The DRS system was first introduced to Test cricket in 2009 and it is now used in all three formats.
Recently retired Gould said umpire's call - which relates to an lbw decision - should be removed if DRS is available worldwide.
"To me, you have to have DRS worldwide and if you do that, I’d take umpire's call out," Gould said.
If a player reviews an lbw decision and less than half the ball is hitting the stumps, then the on-field umpire's call stands.
Teams no longer lose a review if a review is shown to be umpire's call.
"My argument is you can't go to one place and have 37 cameras on every decision you make, then you go somewhere else and there's only 10," Gould told BBC 5 Live's Tuffers and Vaughan Show.
"It's unfair.
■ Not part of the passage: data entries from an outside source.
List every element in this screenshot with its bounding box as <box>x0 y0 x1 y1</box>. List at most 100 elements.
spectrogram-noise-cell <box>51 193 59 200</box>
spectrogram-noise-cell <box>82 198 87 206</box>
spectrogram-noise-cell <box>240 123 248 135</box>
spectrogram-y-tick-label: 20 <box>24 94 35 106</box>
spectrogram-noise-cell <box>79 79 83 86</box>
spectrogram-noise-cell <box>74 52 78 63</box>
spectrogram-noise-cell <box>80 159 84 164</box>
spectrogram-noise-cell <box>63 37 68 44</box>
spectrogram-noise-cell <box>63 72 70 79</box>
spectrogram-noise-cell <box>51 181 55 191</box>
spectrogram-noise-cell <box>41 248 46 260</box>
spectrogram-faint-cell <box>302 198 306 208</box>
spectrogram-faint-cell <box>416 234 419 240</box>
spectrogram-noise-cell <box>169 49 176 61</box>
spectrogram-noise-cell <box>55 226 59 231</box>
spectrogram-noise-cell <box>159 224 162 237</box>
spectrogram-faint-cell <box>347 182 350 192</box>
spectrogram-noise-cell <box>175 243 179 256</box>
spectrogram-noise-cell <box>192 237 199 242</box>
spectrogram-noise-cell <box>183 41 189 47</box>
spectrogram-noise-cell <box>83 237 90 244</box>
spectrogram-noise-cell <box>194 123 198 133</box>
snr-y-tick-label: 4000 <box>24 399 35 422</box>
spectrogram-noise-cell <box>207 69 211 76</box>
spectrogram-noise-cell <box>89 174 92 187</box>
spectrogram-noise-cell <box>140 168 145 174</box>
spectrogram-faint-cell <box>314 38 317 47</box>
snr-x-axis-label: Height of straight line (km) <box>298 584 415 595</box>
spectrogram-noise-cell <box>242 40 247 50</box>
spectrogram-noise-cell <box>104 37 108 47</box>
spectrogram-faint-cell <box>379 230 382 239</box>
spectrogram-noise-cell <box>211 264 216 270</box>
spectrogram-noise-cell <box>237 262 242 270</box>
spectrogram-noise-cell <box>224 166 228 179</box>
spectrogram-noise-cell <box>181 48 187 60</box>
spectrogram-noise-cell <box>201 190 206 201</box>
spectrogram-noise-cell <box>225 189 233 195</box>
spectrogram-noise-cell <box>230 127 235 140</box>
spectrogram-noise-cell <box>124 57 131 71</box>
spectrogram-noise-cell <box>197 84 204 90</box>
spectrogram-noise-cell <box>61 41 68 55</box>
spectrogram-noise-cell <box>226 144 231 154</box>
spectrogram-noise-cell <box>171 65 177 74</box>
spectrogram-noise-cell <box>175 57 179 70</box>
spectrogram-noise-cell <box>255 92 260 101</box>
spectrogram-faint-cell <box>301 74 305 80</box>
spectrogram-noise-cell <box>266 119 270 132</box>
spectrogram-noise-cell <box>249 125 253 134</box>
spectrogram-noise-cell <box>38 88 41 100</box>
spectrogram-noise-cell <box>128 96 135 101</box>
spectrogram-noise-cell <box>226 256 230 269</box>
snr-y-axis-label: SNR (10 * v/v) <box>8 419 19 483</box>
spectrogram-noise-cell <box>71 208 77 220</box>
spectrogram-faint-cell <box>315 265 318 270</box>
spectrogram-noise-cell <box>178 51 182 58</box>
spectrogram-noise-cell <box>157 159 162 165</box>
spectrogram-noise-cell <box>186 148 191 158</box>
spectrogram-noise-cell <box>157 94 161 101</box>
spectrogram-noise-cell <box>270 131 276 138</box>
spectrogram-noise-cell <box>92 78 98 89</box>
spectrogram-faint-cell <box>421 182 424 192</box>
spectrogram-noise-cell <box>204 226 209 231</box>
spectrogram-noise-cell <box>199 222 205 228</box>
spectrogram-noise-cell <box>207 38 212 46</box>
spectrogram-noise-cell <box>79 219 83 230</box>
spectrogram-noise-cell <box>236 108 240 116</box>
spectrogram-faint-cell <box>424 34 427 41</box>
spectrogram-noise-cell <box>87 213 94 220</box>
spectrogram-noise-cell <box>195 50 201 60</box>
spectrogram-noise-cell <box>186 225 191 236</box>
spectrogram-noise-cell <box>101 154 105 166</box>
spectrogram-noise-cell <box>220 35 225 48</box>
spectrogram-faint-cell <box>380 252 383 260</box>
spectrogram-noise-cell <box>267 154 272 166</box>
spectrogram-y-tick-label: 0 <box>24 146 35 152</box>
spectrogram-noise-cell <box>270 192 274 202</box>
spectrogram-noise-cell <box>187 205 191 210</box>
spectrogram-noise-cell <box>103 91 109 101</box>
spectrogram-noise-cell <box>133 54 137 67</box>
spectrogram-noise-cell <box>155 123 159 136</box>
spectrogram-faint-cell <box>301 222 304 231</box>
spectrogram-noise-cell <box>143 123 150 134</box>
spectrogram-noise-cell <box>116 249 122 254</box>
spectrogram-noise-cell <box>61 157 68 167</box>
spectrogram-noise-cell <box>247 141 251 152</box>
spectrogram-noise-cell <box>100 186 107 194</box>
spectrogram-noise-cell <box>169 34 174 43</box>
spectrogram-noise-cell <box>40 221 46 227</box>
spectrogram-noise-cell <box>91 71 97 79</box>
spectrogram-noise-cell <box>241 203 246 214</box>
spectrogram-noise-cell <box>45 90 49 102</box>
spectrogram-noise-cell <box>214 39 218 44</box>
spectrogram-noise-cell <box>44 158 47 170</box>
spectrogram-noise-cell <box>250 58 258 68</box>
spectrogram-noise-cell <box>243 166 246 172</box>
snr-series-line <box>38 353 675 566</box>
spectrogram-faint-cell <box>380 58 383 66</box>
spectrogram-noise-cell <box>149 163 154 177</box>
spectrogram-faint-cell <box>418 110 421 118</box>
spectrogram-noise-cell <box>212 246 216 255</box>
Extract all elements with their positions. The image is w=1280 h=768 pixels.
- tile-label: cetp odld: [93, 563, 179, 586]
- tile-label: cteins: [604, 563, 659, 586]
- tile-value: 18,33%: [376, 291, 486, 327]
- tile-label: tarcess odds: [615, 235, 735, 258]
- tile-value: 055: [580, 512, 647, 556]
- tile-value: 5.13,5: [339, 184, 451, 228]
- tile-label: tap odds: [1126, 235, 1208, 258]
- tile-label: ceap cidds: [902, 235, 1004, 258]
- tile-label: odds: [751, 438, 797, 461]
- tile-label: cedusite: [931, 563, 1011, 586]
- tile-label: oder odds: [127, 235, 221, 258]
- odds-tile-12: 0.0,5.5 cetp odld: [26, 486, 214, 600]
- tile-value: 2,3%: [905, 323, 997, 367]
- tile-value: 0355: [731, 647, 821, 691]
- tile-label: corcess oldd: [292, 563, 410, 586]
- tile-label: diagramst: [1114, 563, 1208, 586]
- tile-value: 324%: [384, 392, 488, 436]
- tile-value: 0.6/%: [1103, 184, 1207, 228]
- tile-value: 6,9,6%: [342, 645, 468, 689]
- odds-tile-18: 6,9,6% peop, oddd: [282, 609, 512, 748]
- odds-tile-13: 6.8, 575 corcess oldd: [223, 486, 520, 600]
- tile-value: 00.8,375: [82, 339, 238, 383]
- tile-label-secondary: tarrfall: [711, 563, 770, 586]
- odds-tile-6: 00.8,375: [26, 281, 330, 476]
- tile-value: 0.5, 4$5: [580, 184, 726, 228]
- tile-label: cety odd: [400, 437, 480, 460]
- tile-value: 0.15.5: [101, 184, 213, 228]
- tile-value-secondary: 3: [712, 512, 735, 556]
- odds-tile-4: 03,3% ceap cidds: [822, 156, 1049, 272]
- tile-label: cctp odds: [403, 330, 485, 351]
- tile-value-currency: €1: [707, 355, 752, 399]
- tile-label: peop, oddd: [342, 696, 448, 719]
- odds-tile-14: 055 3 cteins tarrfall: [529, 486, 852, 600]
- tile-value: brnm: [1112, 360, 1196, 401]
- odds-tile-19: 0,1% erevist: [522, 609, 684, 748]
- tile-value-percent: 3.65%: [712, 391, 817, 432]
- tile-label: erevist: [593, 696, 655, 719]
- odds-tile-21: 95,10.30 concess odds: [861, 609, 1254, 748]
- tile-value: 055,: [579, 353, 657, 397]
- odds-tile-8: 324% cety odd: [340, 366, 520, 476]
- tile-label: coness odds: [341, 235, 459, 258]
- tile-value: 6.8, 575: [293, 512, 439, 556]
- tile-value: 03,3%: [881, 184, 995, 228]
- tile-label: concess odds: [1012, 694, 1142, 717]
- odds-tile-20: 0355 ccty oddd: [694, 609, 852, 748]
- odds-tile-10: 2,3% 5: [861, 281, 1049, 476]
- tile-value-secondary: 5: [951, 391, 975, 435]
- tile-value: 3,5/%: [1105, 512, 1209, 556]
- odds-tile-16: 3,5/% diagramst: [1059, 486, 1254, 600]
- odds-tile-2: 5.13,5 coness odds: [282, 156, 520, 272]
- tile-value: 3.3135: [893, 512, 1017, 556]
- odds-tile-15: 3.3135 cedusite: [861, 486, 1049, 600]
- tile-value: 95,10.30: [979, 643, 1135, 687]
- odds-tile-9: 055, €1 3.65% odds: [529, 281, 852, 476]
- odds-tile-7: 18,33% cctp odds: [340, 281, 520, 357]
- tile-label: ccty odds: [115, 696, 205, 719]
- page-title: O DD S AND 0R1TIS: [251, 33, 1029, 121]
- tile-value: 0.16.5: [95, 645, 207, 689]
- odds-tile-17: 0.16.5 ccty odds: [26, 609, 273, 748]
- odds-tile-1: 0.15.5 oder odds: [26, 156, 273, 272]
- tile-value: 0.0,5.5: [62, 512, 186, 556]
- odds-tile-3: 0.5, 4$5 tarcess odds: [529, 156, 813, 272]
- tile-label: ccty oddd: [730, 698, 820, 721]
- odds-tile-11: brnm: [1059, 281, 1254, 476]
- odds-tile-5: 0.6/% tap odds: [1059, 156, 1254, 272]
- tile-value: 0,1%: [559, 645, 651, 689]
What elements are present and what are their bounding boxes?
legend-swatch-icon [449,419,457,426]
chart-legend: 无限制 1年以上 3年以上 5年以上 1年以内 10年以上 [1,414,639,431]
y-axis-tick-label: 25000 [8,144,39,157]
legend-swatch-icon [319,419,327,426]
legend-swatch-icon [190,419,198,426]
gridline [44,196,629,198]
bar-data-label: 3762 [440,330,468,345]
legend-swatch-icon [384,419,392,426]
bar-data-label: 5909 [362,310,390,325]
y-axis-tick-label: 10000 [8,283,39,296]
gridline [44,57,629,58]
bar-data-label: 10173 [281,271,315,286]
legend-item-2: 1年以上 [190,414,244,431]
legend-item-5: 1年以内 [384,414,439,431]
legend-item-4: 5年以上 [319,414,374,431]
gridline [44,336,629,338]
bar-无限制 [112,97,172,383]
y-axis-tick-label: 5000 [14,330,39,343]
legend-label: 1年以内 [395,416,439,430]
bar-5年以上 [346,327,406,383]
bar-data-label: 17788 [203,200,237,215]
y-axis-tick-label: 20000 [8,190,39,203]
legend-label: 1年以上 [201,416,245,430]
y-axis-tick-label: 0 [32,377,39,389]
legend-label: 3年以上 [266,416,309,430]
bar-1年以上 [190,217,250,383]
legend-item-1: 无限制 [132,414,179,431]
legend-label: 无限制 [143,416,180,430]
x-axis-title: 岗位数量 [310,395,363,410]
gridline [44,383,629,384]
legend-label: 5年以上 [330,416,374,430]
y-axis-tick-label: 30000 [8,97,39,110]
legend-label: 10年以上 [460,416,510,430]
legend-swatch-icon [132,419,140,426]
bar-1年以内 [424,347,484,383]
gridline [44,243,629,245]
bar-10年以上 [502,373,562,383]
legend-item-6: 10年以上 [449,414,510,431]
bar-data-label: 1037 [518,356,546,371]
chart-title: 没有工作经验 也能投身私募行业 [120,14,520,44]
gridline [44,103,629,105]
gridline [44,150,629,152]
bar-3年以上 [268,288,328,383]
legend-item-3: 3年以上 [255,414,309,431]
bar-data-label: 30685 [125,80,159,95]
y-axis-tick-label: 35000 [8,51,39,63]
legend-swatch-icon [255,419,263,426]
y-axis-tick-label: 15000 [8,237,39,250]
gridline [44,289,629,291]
It doesn't equal the game up."
The use of DRS is irregular in women's cricket in particular.
Global tournaments tend to have the technology but bilaterial limited-overs series do not.
In the men's game, Cricket Ireland could not afford the technology for their Test match against Pakistan.
Gould, who stood in 251 international matches, said umpires were "not massive fans" when the technology was first introduced.
"If a batsman came forward and was hit on the pad, then it was not out," he said.
"Then all of a sudden, you were seeing these things in front of you.
"That was the hard bit. When I first joined, a lot of senior umpires felt as though they were being shown up."